The transaction would allow CMPC, controlled by Chile’s Matte family, to become the world’s second-largest pulp producer by 2013, with capacity of 3.8 million metric tons, according to estimates provided by Sao Paulo-based Itau Securities.
Guaiba has pulp, forestry, paper and wood businesses that include a plant to process cellulose and another to produce paper. The transaction also includes 212,000 hectares of land of which 60 percent is planted with eucalyptus trees ready to be harvested.
Signs of a recovery in the global pulp and paper market are emerging and companies around the world are boosting output as prices rise worldwide.
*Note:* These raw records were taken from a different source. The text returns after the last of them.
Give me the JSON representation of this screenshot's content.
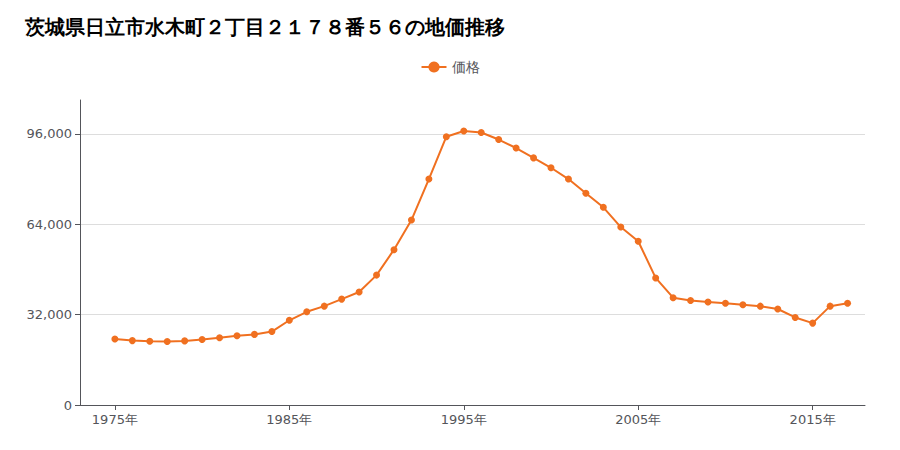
{
  "chart_data": {
    "type": "line",
    "title": "茨城県日立市水木町２丁目２１７８番５６の地価推移",
    "x": [
      1975,
      1976,
      1977,
      1978,
      1979,
      1980,
      1981,
      1982,
      1983,
      1984,
      1985,
      1986,
      1987,
      1988,
      1989,
      1990,
      1991,
      1992,
      1993,
      1994,
      1995,
      1996,
      1997,
      1998,
      1999,
      2000,
      2001,
      2002,
      2003,
      2004,
      2005,
      2006,
      2007,
      2008,
      2009,
      2010,
      2011,
      2012,
      2013,
      2014,
      2015,
      2016,
      2017
    ],
    "series": [
      {
        "name": "価格",
        "color": "#f07020",
        "marker": "circle",
        "values": [
          23400,
          22800,
          22600,
          22500,
          22700,
          23200,
          23800,
          24500,
          25000,
          26000,
          30000,
          33000,
          35000,
          37500,
          40000,
          46000,
          55000,
          65500,
          80000,
          95000,
          97000,
          96500,
          94000,
          91000,
          87500,
          84000,
          80000,
          75000,
          70000,
          63000,
          58000,
          45000,
          38000,
          37000,
          36500,
          36000,
          35500,
          35000,
          34000,
          31000,
          29000,
          35000,
          36000
        ]
      }
    ],
    "xlim": [
      1973,
      2018
    ],
    "xticks": [
      {
        "value": 1975,
        "label": "1975年"
      },
      {
        "value": 1985,
        "label": "1985年"
      },
      {
        "value": 1995,
        "label": "1995年"
      },
      {
        "value": 2005,
        "label": "2005年"
      },
      {
        "value": 2015,
        "label": "2015年"
      }
    ],
    "ylim": [
      0,
      108000
    ],
    "yticks": [
      0,
      {
        "value": 32000,
        "label": "32,000"
      },
      {
        "value": 64000,
        "label": "64,000"
      },
      {
        "value": 96000,
        "label": "96,000"
      }
    ],
    "grid": true,
    "legend": "top"
  }
}
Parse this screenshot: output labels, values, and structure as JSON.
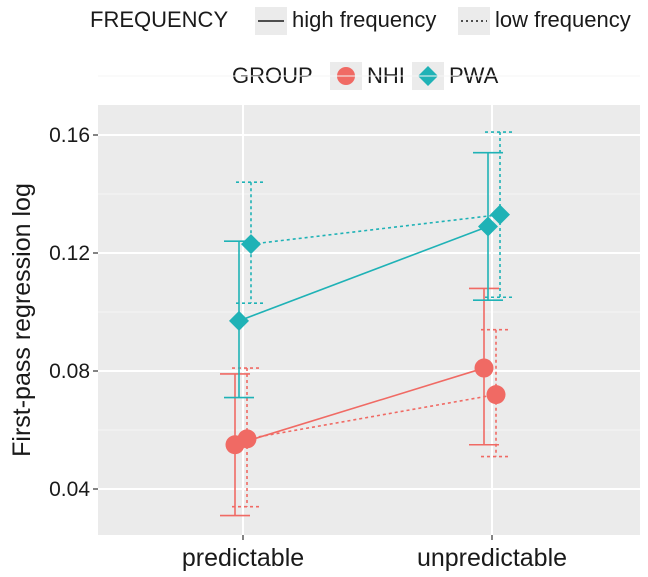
{
  "chart_data": {
    "type": "line",
    "ylabel": "First-pass regression log",
    "xlabel": "",
    "categories": [
      "predictable",
      "unpredictable"
    ],
    "ylim": [
      0.03,
      0.175
    ],
    "yticks": [
      0.04,
      0.08,
      0.12,
      0.16
    ],
    "ytick_labels": [
      "0.04",
      "0.08",
      "0.12",
      "0.16"
    ],
    "grid": true,
    "legend": {
      "frequency": {
        "title": "FREQUENCY",
        "items": [
          {
            "label": "high frequency",
            "linestyle": "solid"
          },
          {
            "label": "low frequency",
            "linestyle": "dotted"
          }
        ]
      },
      "group": {
        "title": "GROUP",
        "items": [
          {
            "label": "NHI",
            "marker": "circle",
            "color": "#F06A64"
          },
          {
            "label": "PWA",
            "marker": "diamond",
            "color": "#1FB2B6"
          }
        ]
      },
      "placement": "top"
    },
    "series": [
      {
        "group": "NHI",
        "frequency": "high frequency",
        "color": "#F06A64",
        "marker": "circle",
        "linestyle": "solid",
        "values": [
          0.055,
          0.081
        ],
        "err_low": [
          0.031,
          0.055
        ],
        "err_high": [
          0.079,
          0.108
        ]
      },
      {
        "group": "NHI",
        "frequency": "low frequency",
        "color": "#F06A64",
        "marker": "circle",
        "linestyle": "dotted",
        "values": [
          0.057,
          0.072
        ],
        "err_low": [
          0.034,
          0.051
        ],
        "err_high": [
          0.081,
          0.094
        ]
      },
      {
        "group": "PWA",
        "frequency": "high frequency",
        "color": "#1FB2B6",
        "marker": "diamond",
        "linestyle": "solid",
        "values": [
          0.097,
          0.129
        ],
        "err_low": [
          0.071,
          0.104
        ],
        "err_high": [
          0.124,
          0.154
        ]
      },
      {
        "group": "PWA",
        "frequency": "low frequency",
        "color": "#1FB2B6",
        "marker": "diamond",
        "linestyle": "dotted",
        "values": [
          0.123,
          0.133
        ],
        "err_low": [
          0.103,
          0.105
        ],
        "err_high": [
          0.144,
          0.161
        ]
      }
    ]
  }
}
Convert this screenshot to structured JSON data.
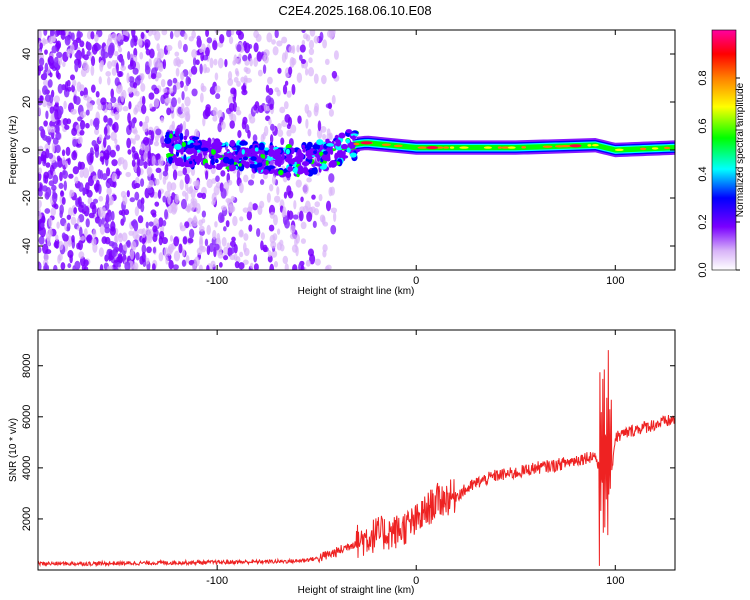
{
  "title": "C2E4.2025.168.06.10.E08",
  "chart_data": [
    {
      "type": "heatmap",
      "xlabel": "Height of straight line (km)",
      "ylabel": "Frequency (Hz)",
      "xlim": [
        -190,
        130
      ],
      "ylim": [
        -50,
        50
      ],
      "x_ticks": [
        -100,
        0,
        100
      ],
      "x_tick_labels": [
        "-100",
        "0",
        "100"
      ],
      "y_ticks": [
        -40,
        -20,
        0,
        20,
        40
      ],
      "y_tick_labels": [
        "-40",
        "-20",
        "0",
        "20",
        "40"
      ],
      "colorbar": {
        "label": "Normalized spectral amplitude",
        "range": [
          0,
          1
        ],
        "ticks": [
          0,
          0.2,
          0.4,
          0.6,
          0.8
        ],
        "tick_labels": [
          "0.0",
          "0.2",
          "0.4",
          "0.6",
          "0.8"
        ],
        "colormap": [
          "#ffffff",
          "#d8b4f8",
          "#7a00ff",
          "#0000ff",
          "#00ffff",
          "#00ff00",
          "#ffff00",
          "#ff8000",
          "#ff0000",
          "#ff00a0"
        ]
      },
      "features": {
        "noise_region_x": [
          -190,
          -50
        ],
        "carrier_centerline": [
          [
            -120,
            0
          ],
          [
            -100,
            -2
          ],
          [
            -80,
            -3
          ],
          [
            -60,
            -5
          ],
          [
            -45,
            -2
          ],
          [
            -35,
            2
          ],
          [
            -25,
            3
          ],
          [
            0,
            1
          ],
          [
            50,
            1
          ],
          [
            90,
            2
          ],
          [
            100,
            0
          ],
          [
            130,
            1
          ]
        ],
        "carrier_peaks_x": [
          -25,
          8,
          80
        ]
      }
    },
    {
      "type": "line",
      "xlabel": "Height of straight line (km)",
      "ylabel": "SNR (10 * v/v)",
      "xlim": [
        -190,
        130
      ],
      "ylim": [
        0,
        9400
      ],
      "x_ticks": [
        -100,
        0,
        100
      ],
      "x_tick_labels": [
        "-100",
        "0",
        "100"
      ],
      "y_ticks": [
        2000,
        4000,
        6000,
        8000
      ],
      "y_tick_labels": [
        "2000",
        "4000",
        "6000",
        "8000"
      ],
      "line_color": "#ee2222",
      "series": [
        {
          "x": [
            -190,
            -160,
            -130,
            -100,
            -80,
            -60,
            -50,
            -40,
            -30,
            -20,
            -10,
            0,
            10,
            20,
            30,
            40,
            50,
            60,
            70,
            80,
            85,
            90,
            93,
            95,
            97,
            100,
            110,
            120,
            130
          ],
          "y": [
            250,
            250,
            280,
            300,
            320,
            350,
            450,
            700,
            1100,
            1400,
            1500,
            1900,
            2700,
            2900,
            3400,
            3700,
            3800,
            4000,
            4100,
            4300,
            4400,
            4500,
            3500,
            9000,
            3000,
            5200,
            5500,
            5700,
            5900
          ]
        }
      ]
    }
  ]
}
Fibria will boost prices for the fifth time this year in October, indicating it has gained pricing power amid a revival of demand, a person familiar with the decision told Reuters on Tuesday.
Global pulp inventory fell to the lowest level in more than seven years this month and prices have recovered mainly due to China’s growing need for fiber to accommodate urbanization.
CMPC shares surged 8.5 percent to 17,962 Chilean pesos on Wednesday, the biggest intraday jump since at least August 2007. The stock has gained 14 percent in the 12 months that ended on Sept. 22.
Standard and Poor’s said it may downgrade CMPC’s A-minus rating within the next 90 days as the deal might increase the company’s debt.
CMPC’s board will ask shareholders to approve a share sale plan of $500 million and a bond issuance worth up to $500 million to fund the acquisition, according to a regulatory filing.
“The very positive outlook for the pulp market, as well as CMPC’s efficient management lead us to highlight this as a good acquisition for the company,” analysts at Bci Corredor de Bolsa said in a note to clients on Wednesday.
The Guaiba purchase would be one of the largest-ever acquisitions by a Chilean company and comes as the country grapples with the ravages of the global financial storm.
CMPC has a presence in Argentina, Colombia, Mexico, Peru and Uruguay and, before the Guaiba acquisition, was the second-largest Chilean pulp maker, behind Copec’s COP.SN Arauco forestry unit.
Itau said CMPC’s offer would value Guaiba at almost half the $3,000 per metric ton of pulp produced with existing assets and below the $2,400 per ton at which the brokerage values parent Fibria’s output per ton.
“Guaiba valuations might have been distorted by the size of Aracruz debt,” said Alves of Spinelli.
Common shares of Fibria rose 1 percent to 29.99 reais in Sao Paulo. Aracruz reversed early gains and fell 0.3 percent to 4.02 reais.
Aracruz management had considered selling the Guaiba plant for a long time to help trim indebtedness.
Aracruz was one of several companies that posted hefty derivatives-related losses last year, when Brazil’s currency tumbled 33 percent against the dollar amid the global financial crisis.
“In our view, the deal does not make strategic sense for Fibria,” said Itau Securities analyst Marcos Assumpcao in a note to clients. It is “bringing a new competitor to Fibria’s backyard ... and sacrificing Fibria’s project with the fastest growth potential.”
Fibria Chief Financial Officer Marcos Grodetzky said in July the company will rely on asset sales and the freeze of some investments to cut net debt to the equivalent of 5.2 times its EBITDA, or earnings before interest, taxes, depreciation and amortization, next year.
The ratio of net debt to EBITDA is expected to be 7.7 this year. Chief Executive Carlos Aguiar also said Fibria’s factory capacity should remain unaltered for up to three years.